Sunday, April 14, 2019

Policy Analysis on the Belt Road Initiative (BRI) from a Filipino Perspective


           One of Trump’s first acts as U.S. president was to withdraw from the Trans-Pacific Partnership (TPP) on the grounds that it was undermining the U.S. economy. Despite the Philippines never being able to enter the TPP due to constitutional restrictions, Philippine leaders cautiously observed Asia’s economic landscape following Trump’s historic withdrawal. In the end, the remaining eleven members of the TPP resumed the agreement without U.S. participation, perhaps a sign of waning U.S. power in our region. As Filipinos, it is logical to ask ourselves whether it is time to move on from our alliance with the United States, our former colonizer, in the wake of China’s growth. Chinese investments could improve Filipino infrastructure, and China will soon surpass the U.S. as the world’s #1 economy. 
Because BRI conveniently fits the mold for the Philippines’ Build, Build, Build program, Chinese infrastructure prospects seem tempting in the short term. Nevertheless, the illiberal values that China upholds under the guise of the BRI will eventually harm the Philippines. China’s behavior during the 2016 South China Sea Arbitration provided indicators for what a potential China-led world order would comprise: might makes right, and privileges rather than rights. Before deciding whether to welcome Chinese investments with open arms, the Philippines should draw lessons from our neighbors in the Pacific who already experienced the BRI investments first-hand. Sri Lanka already regrets its participation in the new Silk Road, and Malaysia seems to be following the same path of remorse. 
Despite the 2016’s Permanent Court of Arbitration ruling against China’s claims in Philippines waters, China rejects the jurisdiction of the court. Since the ruling, Chinese fisherman continue to destroy coral reefs in Scarborough Shoal while gradually squeezing Filipino fisherman out of the market. China’s actions suggest that the rules of the American-led international order no longer apply in the South China Sea, and this means the free flow of commerce is at risk. Without American support, the Philippines will be dictated by Chinese coercion tactics and predatory trade and business practices. Hegemons are the natural rule setters for international orders, and China’s premature bid for hegemony should motivate the Philippines and our allies to make pre-emptive efforts against China’s military, financial, and labor offensive outside of the China mainland.

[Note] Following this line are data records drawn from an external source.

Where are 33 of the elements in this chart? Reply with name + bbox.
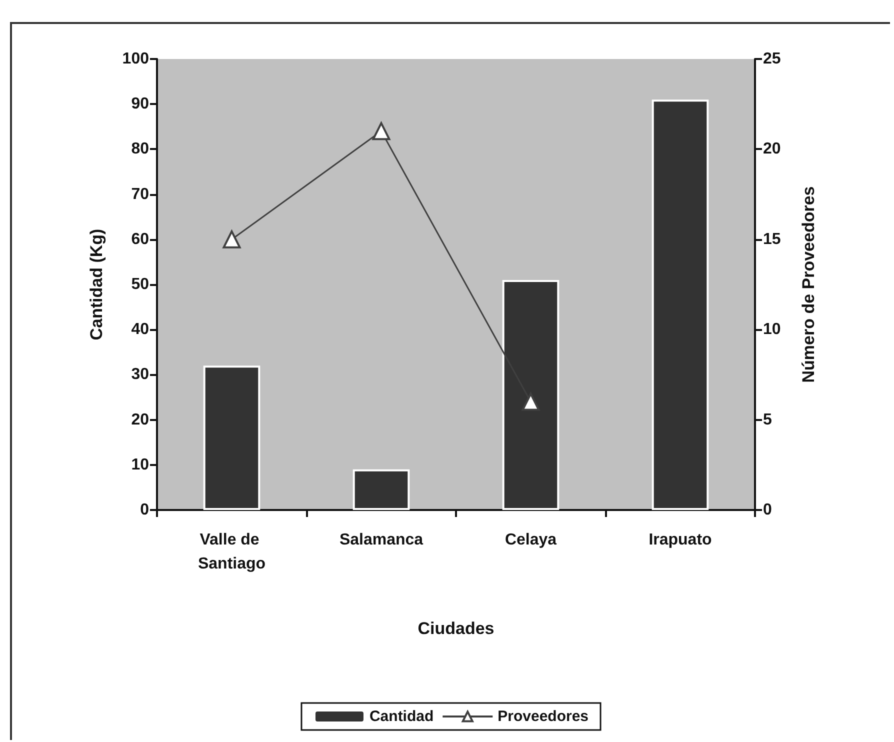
y2-tick-label: 10 <box>763 321 781 338</box>
x-tick-label: Irapuato <box>648 532 712 548</box>
y2-tick-label: 25 <box>763 50 781 68</box>
x-tick-label: Celaya <box>504 532 557 548</box>
y-axis-title: Cantidad (Kg) <box>87 228 106 340</box>
x-axis-title: Ciudades <box>418 619 494 638</box>
legend-label: Cantidad <box>369 708 434 725</box>
y-tick-label: 20 <box>131 411 150 428</box>
x-tick-label: Salamanca <box>339 532 424 548</box>
y-tick-label: 90 <box>131 96 150 113</box>
y-tick-label: 40 <box>131 321 150 338</box>
y-tick-label: 30 <box>131 366 150 384</box>
point <box>222 230 241 248</box>
y2-tick-label: 20 <box>763 140 781 158</box>
bar <box>652 100 709 510</box>
y-tick-label: 50 <box>131 276 150 293</box>
y-tick-label: 10 <box>131 456 150 474</box>
bar <box>502 280 560 510</box>
point <box>372 122 390 140</box>
y2-tick-label: 0 <box>763 502 772 518</box>
x-tick-label: Valle de Santiago <box>198 532 266 572</box>
y-tick-label: 60 <box>131 230 150 248</box>
y-tick-label: 80 <box>131 140 150 158</box>
legend-label: Proveedores <box>498 708 589 725</box>
y2-axis-title: Número de Proveedores <box>799 186 818 383</box>
y-tick-label: 100 <box>122 50 150 68</box>
y-tick-label: 0 <box>140 502 150 518</box>
bar <box>352 469 410 510</box>
bar <box>203 366 260 510</box>
y-tick-label: 70 <box>131 186 150 203</box>
y2-tick-label: 5 <box>763 411 772 428</box>
point <box>522 392 540 411</box>
y2-tick-label: 15 <box>763 230 781 248</box>
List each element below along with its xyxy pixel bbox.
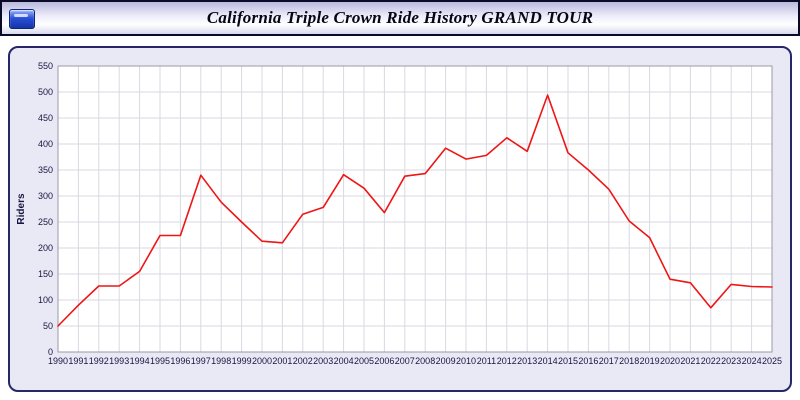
- y-tick-label: 500: [38, 87, 53, 97]
- x-tick-label: 2005: [354, 356, 374, 366]
- x-tick-label: 1991: [68, 356, 88, 366]
- x-tick-label: 2010: [456, 356, 476, 366]
- x-tick-label: 2003: [313, 356, 333, 366]
- x-tick-label: 2001: [272, 356, 292, 366]
- x-tick-label: 2008: [415, 356, 435, 366]
- x-tick-label: 2000: [252, 356, 272, 366]
- x-tick-label: 2015: [558, 356, 578, 366]
- x-tick-label: 2018: [619, 356, 639, 366]
- x-tick-label: 1997: [191, 356, 211, 366]
- x-tick-label: 1993: [109, 356, 129, 366]
- x-tick-label: 2023: [721, 356, 741, 366]
- y-tick-label: 450: [38, 113, 53, 123]
- app-header: California Triple Crown Ride History GRA…: [0, 0, 800, 36]
- x-tick-label: 2013: [517, 356, 537, 366]
- x-tick-label: 1990: [48, 356, 68, 366]
- x-tick-label: 2012: [497, 356, 517, 366]
- x-tick-label: 1995: [150, 356, 170, 366]
- x-tick-label: 2009: [436, 356, 456, 366]
- x-tick-label: 2011: [477, 356, 496, 366]
- y-tick-label: 400: [38, 139, 53, 149]
- y-tick-label: 550: [38, 61, 53, 71]
- y-tick-label: 300: [38, 191, 53, 201]
- y-tick-label: 250: [38, 217, 53, 227]
- x-tick-label: 1999: [232, 356, 252, 366]
- x-tick-label: 2021: [680, 356, 700, 366]
- x-tick-label: 1994: [130, 356, 150, 366]
- x-tick-label: 2020: [660, 356, 680, 366]
- y-tick-label: 50: [43, 321, 53, 331]
- x-tick-label: 1992: [89, 356, 109, 366]
- x-tick-label: 1996: [170, 356, 190, 366]
- x-tick-label: 2002: [293, 356, 313, 366]
- y-tick-label: 0: [48, 347, 53, 357]
- chart-panel: 0 50 100 150 200 250 300 350 400 450 500 550 1990 199…: [8, 46, 792, 392]
- x-tick-label: 2014: [538, 356, 558, 366]
- y-tick-label: 350: [38, 165, 53, 175]
- x-tick-label: 2006: [374, 356, 394, 366]
- y-axis-label: Riders: [16, 193, 27, 225]
- x-tick-label: 2025: [762, 356, 782, 366]
- x-tick-label: 2022: [701, 356, 721, 366]
- x-tick-label: 2004: [334, 356, 354, 366]
- x-tick-label: 2019: [640, 356, 660, 366]
- x-tick-label: 2007: [395, 356, 415, 366]
- plot-area: [58, 66, 772, 352]
- page-title: California Triple Crown Ride History GRA…: [206, 8, 594, 27]
- y-tick-label: 200: [38, 243, 53, 253]
- series-line: [57, 94, 773, 327]
- x-tick-label: 1998: [211, 356, 231, 366]
- x-tick-label: 2017: [599, 356, 619, 366]
- plot-border: [57, 65, 773, 353]
- x-tick-label: 2016: [578, 356, 598, 366]
- x-tick-label: 2024: [742, 356, 762, 366]
- chart-icon: [9, 9, 35, 29]
- y-tick-label: 150: [38, 269, 53, 279]
- y-tick-label: 100: [38, 295, 53, 305]
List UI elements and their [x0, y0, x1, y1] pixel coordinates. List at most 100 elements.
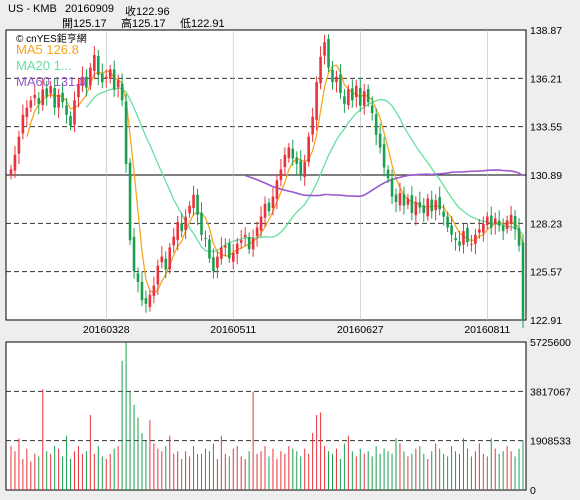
candle-body: [227, 243, 231, 259]
candle-body: [204, 238, 207, 240]
candle-body: [307, 136, 310, 163]
candle-body: [517, 228, 521, 246]
candle-body: [239, 240, 243, 243]
candle-body: [378, 133, 382, 148]
candle-body: [81, 76, 84, 87]
candle-body: [454, 238, 457, 241]
candle-body: [521, 242, 525, 320]
candle-body: [89, 67, 92, 86]
price-y-tick-label: 125.57: [530, 267, 562, 279]
candle-body: [263, 203, 267, 218]
candle-body: [255, 227, 259, 237]
candle-body: [485, 216, 489, 225]
candle-body: [108, 69, 112, 79]
candle-body: [156, 265, 160, 285]
price-x-tick-label: 20160511: [210, 324, 256, 336]
candle-body: [247, 236, 251, 250]
candle-body: [355, 85, 358, 98]
candle-body: [319, 56, 322, 84]
candle-body: [61, 92, 64, 103]
ma20-line: [85, 87, 524, 253]
volume-y-axis-labels: 5725600 3817067 1908533 0: [530, 337, 571, 497]
price-x-axis-labels: 20160328 20160511 20160627 20160811: [83, 324, 511, 336]
candle-body: [303, 162, 307, 177]
candle-body: [450, 225, 453, 235]
candle-body: [251, 238, 255, 250]
candle-body: [124, 101, 128, 164]
candle-body: [164, 258, 168, 270]
candle-body: [85, 76, 88, 88]
candle-body: [398, 192, 402, 206]
candle-body: [172, 236, 176, 246]
candle-body: [231, 252, 235, 262]
candle-body: [489, 215, 493, 228]
low-price: 低122.91: [180, 18, 225, 30]
candle-body: [426, 198, 430, 217]
brand-logo-text: © cnYES鉅亨網: [16, 34, 87, 45]
candle-body: [21, 114, 25, 134]
candle-body: [501, 225, 505, 232]
candle-body: [271, 196, 275, 208]
candle-body: [438, 196, 441, 210]
quote-date: 20160909: [65, 3, 114, 15]
candle-body: [37, 98, 41, 104]
legend-ma60: MA60 131.0: [16, 74, 87, 89]
price-y-tick-label: 136.21: [530, 73, 562, 85]
candle-body: [343, 96, 346, 104]
price-x-tick-label: 20160627: [337, 324, 384, 336]
candle-body: [509, 214, 513, 224]
candle-body: [243, 234, 247, 237]
candle-body: [339, 74, 342, 94]
candle-body: [323, 42, 326, 56]
ma60-line: [244, 169, 524, 198]
candle-body: [513, 215, 517, 230]
candle-body: [351, 88, 354, 101]
candle-body: [279, 169, 283, 181]
volume-bars: [10, 342, 524, 490]
price-x-tick-label: 20160811: [464, 324, 510, 336]
candle-body: [390, 178, 394, 197]
candle-body: [434, 200, 437, 211]
legend-ma20: MA20 1...: [16, 58, 72, 73]
candle-body: [466, 227, 469, 243]
candle-body: [196, 194, 199, 215]
candle-body: [100, 73, 104, 83]
candle-body: [9, 169, 13, 175]
candle-body: [17, 136, 21, 154]
price-y-tick-label: 130.89: [530, 170, 562, 182]
candle-body: [414, 202, 418, 216]
candle-body: [430, 199, 434, 212]
candle-body: [216, 256, 219, 268]
legend-ma5: MA5 126.8: [16, 42, 79, 57]
candle-body: [410, 195, 414, 213]
candle-body: [57, 94, 60, 108]
candle-body: [13, 154, 17, 171]
price-candles: [9, 34, 525, 328]
candle-body: [180, 223, 183, 232]
candle-body: [386, 169, 390, 179]
candle-body: [212, 257, 215, 272]
volume-y-tick-label: 0: [530, 485, 536, 497]
volume-y-tick-label: 5725600: [530, 337, 571, 349]
candle-body: [478, 229, 481, 233]
high-price: 高125.17: [121, 18, 166, 30]
candle-body: [112, 69, 116, 90]
volume-y-tick-label: 3817067: [530, 386, 571, 398]
candle-body: [291, 148, 295, 159]
candle-body: [382, 144, 386, 168]
volume-y-tick-label: 1908533: [530, 436, 571, 448]
candle-body: [462, 231, 465, 245]
candle-body: [299, 160, 303, 175]
close-price: 收122.96: [125, 6, 170, 18]
candle-body: [394, 194, 398, 203]
candle-body: [406, 198, 410, 205]
candle-body: [315, 82, 318, 120]
candle-body: [192, 194, 195, 208]
candle-body: [208, 239, 211, 259]
candle-body: [152, 285, 156, 296]
volume-panel: 5725600 3817067 1908533 0: [5, 337, 571, 497]
volume-gridlines: [6, 390, 526, 442]
candle-body: [358, 87, 362, 106]
candle-body: [224, 245, 227, 248]
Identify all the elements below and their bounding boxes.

            China’s influx of foreign cash led Sri Lanka to hand over control of an entire port to Chinese control in 2017. High interest rates on Chinese loans left Sri Lanka owing $8 billion, whilst most of the Chinese infrastructure provides little income to Sri Lankans today. Malaysia’s farsightedness swayed them to recently renegotiate several Chinese infrastructure projects because of economic unviability. Malaysia did not want to serve as another debt-trap cautionary tale for the world. Although the Philippine economy does not resemble Sri Lanka, the Philippines should also beware of Chinese efforts to control infrastructure in strategically-located Filipino territories. Chinese corporations continue to exclude Filipino communities from projects while utilizing almost entirely Chinese labor. Like with Sri Lanka and Malaysia, profits from Philippines-based projects will remain unbalanced in favor of China.
Those more supportive of the Philippines opening to China discuss the “American first” policies of current U.S. leadership. This divergence from America’s decades-long vision of the international order make some Filipinos lose confidence in alliances, especially regarding the U.S.’s commitment to defend the Philippines’ territorial sovereignty through military force. While such concerns are valid, both the Duterte and Trump administrations are temporary phases in an ever-evolving geopolitical scene. Trump’s 2017 reconsideration of the TPP and more recent invitation of Duterte to the White House demonstrates that the U.S. still values the alliance. The Philippines should do its part to ensure a China-led world order remains an idea instead of a reality by rejecting Chinese debt traps. Fully committing to the U.S. as a transparent ally will encourage other small nations in the Pacific to do more to counterbalance China’s rise. Whereas a China-led international order is unlikely to be liberal, America’s security umbrella can enable nations in the South Pacific to attract investments peacefully for another 70 years, just as it has done since the end of World War II.